One of the reasons images breed like rabbits is the different resolutions and aspect ratios of different devices. Making different images for each device manually is the road to insanity. There are two different approaches to get around this problem and I use them both.

Solution 1

Make your images at the highest resolution and then down sample to get your lower resolution. One of my favourite tools to do this is ImageMagick as it has a command line interface and therefore can be called from a script. You can use it to resize, crop and rotate images plus much, much more. If I am using a Mac prefer to use the MacPorts package manager to install apps like this, if I am using Windows I use the Chocolatey package manager.

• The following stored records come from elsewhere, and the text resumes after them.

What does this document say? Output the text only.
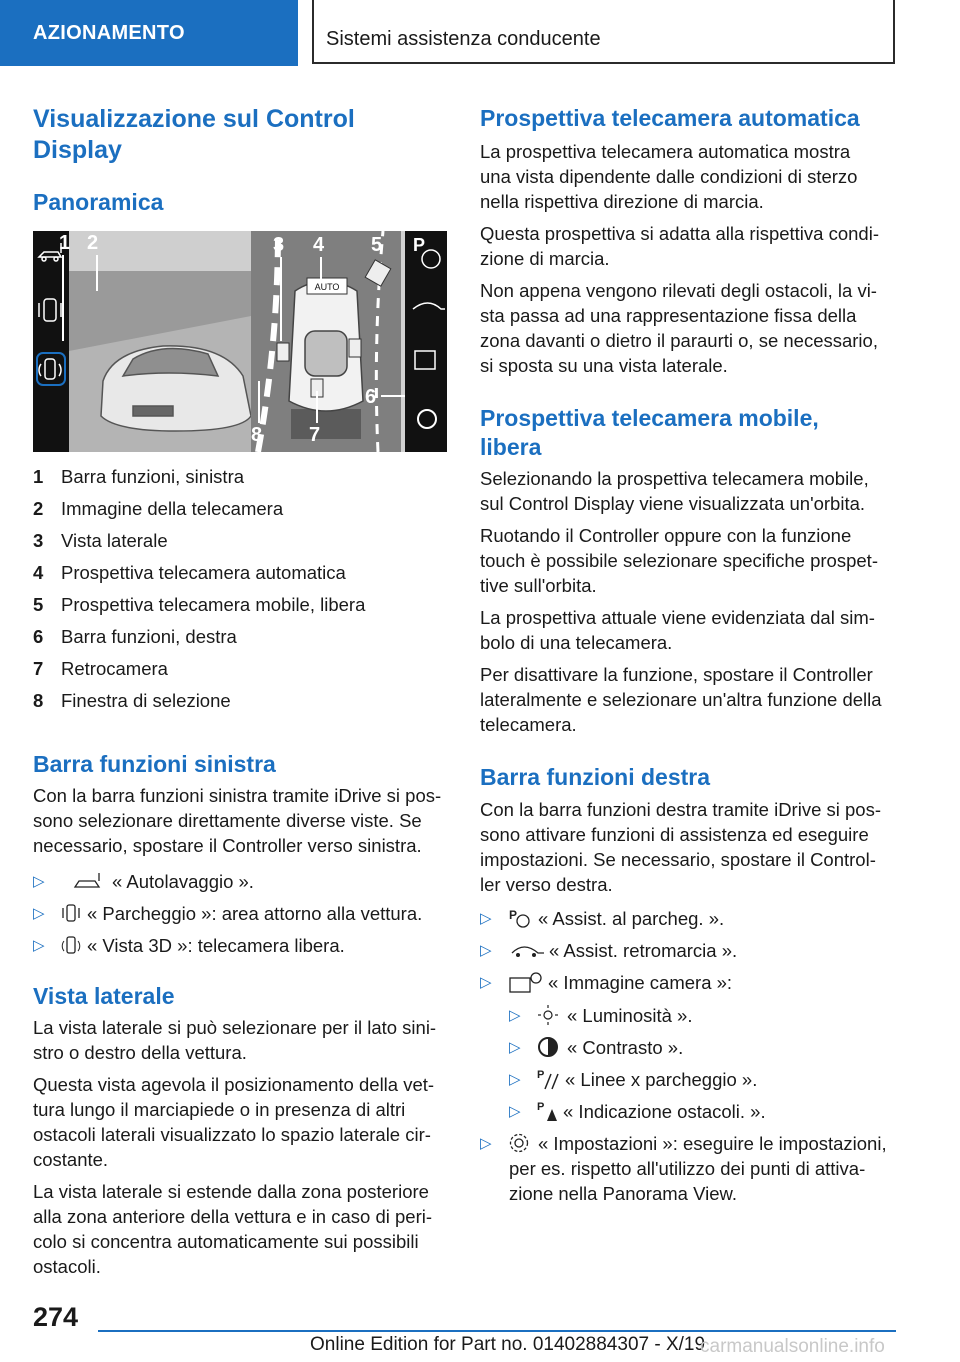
AZIONAMENTO	Sistemi assistenza conducente
Visualizzazione sul Control
Display
Panoramica
AUTO
P
1 2	3 4 5
6
7
8
1 Barra funzioni, sinistra
2 Immagine della telecamera
3 Vista laterale
4 Prospettiva telecamera automatica
5 Prospettiva telecamera mobile, libera
6 Barra funzioni, destra
7 Retrocamera
8 Finestra di selezione
Barra funzioni sinistra
Con la barra funzioni sinistra tramite iDrive si pos-
sono selezionare direttamente diverse viste. Se
necessario, spostare il Controller verso sinistra.
▷	« Autolavaggio ».
▷ « Parcheggio »: area attorno alla vettura.
▷ « Vista 3D »: telecamera libera.
Vista laterale
La vista laterale si può selezionare per il lato sini-
stro o destro della vettura.
Questa vista agevola il posizionamento della vet-
tura lungo il marciapiede o in presenza di altri
ostacoli laterali visualizzato lo spazio laterale cir-
costante.
La vista laterale si estende dalla zona posteriore
alla zona anteriore della vettura e in caso di peri-
colo si concentra automaticamente sui possibili
ostacoli.
Prospettiva telecamera automatica
La prospettiva telecamera automatica mostra
una vista dipendente dalle condizioni di sterzo
nella rispettiva direzione di marcia.
Questa prospettiva si adatta alla rispettiva condi-
zione di marcia.
Non appena vengono rilevati degli ostacoli, la vi-
sta passa ad una rappresentazione fissa della
zona davanti o dietro il paraurti o, se necessario,
si sposta su una vista laterale.
Prospettiva telecamera mobile,
libera
Selezionando la prospettiva telecamera mobile,
sul Control Display viene visualizzata un'orbita.
Ruotando il Controller oppure con la funzione
touch è possibile selezionare specifiche prospet-
tive sull'orbita.
La prospettiva attuale viene evidenziata dal sim-
bolo di una telecamera.
Per disattivare la funzione, spostare il Controller
lateralmente e selezionare un'altra funzione della
telecamera.
Barra funzioni destra
Con la barra funzioni destra tramite iDrive si pos-
sono attivare funzioni di assistenza ed eseguire
impostazioni. Se necessario, spostare il Control-
ler verso destra.
▷ P « Assist. al parcheg. ».
▷	« Assist. retromarcia ».
▷	« Immagine camera »:
▷	« Luminosità ».
▷	« Contrasto ».
▷ P « Linee x parcheggio ».
▷ P « Indicazione ostacoli. ».
▷	« Impostazioni »: eseguire le impostazioni,
per es. rispetto all'utilizzo dei punti di attiva-
zione nella Panorama View.
274
Online Edition for Part no. 01402884307 - X/19
carmanualsonline.info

Once you have a package manager  you type in the following into the terminal for the mac
sudo port install ImageMagick
or the following into the command window for Windows
choco install imagemagick.app
Nicholas Waynik has a tutorial on how to use the resulting images on the iPhone and iPad.

Solution 2

Use a vector format like SVG and then you can rasterise it to any resolution you want. I tend to use this solution as I have the habit of going back and spitting my old images into parts in order to animate or reuse the image in someway. It is easier to modify a vector image later if you have to. Inkscape is a good drawing app to use for creating the images.

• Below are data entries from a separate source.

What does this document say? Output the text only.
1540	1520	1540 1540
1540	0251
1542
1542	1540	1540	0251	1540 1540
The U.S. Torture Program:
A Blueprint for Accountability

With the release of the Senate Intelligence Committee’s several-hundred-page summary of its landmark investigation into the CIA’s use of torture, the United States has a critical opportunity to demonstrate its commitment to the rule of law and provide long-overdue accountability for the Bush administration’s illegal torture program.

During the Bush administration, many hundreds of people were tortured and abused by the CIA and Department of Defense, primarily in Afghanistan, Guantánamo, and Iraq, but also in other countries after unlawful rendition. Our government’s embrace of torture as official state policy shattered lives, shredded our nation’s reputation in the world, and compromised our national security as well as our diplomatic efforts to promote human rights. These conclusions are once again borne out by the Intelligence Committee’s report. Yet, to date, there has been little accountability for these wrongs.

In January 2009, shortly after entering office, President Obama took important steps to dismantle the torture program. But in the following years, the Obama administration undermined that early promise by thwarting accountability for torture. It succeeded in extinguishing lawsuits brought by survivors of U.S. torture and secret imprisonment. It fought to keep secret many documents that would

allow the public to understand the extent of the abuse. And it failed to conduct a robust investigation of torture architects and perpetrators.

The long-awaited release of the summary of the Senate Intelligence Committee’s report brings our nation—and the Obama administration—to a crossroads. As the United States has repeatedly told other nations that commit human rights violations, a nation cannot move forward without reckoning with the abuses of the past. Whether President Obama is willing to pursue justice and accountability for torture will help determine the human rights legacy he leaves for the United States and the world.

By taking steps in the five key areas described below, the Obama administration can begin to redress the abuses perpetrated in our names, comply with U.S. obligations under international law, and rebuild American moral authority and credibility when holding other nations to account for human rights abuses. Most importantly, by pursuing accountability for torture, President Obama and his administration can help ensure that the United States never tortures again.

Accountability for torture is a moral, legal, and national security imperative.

It does have a command line interface but you have make it jumps though hoops if you want to make it rasterize an entire folder of vector images. Which is exactly what I am always going to ask it to do. You do not want to create the final rasterized (e.g. *.png) images this manually though the GUI. Remember rule number 1. I use the following snippet in the bash scripts I use to generate the final images.

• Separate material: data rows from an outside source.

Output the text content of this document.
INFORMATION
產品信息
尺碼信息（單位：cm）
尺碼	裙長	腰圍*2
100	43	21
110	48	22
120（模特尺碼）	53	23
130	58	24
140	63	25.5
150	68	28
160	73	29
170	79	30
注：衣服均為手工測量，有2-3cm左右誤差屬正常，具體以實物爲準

for i in /full-directory-path/*.svg; do /Applications/Inkscape.app/Contents/Resources/bin/inkscape $i -w 100 -h  200 --export-png=`echo $i | sed -e 's/svg$/png/'`; done

and for the 2x images

for i in /full-directory-path/*.svg; do /Applications/Inkscape.app/Contents/Resources/bin/inkscape $i -w 200 -h  400 --export-png=`echo $i | sed -e 's/.svg$/@2x.png/'`; done

You can either copy and paste these command into a mac terminal window or place them in a text file with a *.command extension to create a clickable command.

I modified the this script based on a piece of bash script voodoo I got from gastarbeiten who in turn got it from someone called forger. The original script no longer works because the upgrade to inkscape 0.91 broke it, thankfully it only took a minor tweak to get it working again. Fair warning these scripts sometimes need little care and feeding every now and again. I seem to need to fix them about once every 6 months. Despite the very occasional annoyance these scripts are a life saver.

Originally I used batik to do the rasterization as it supports processing multiple files out of the box without any fancy script voodoo. However a Java update broke the software and there was much pointing of fingers and little solving the problem. They have probably fixed the problem by now but I have moved on.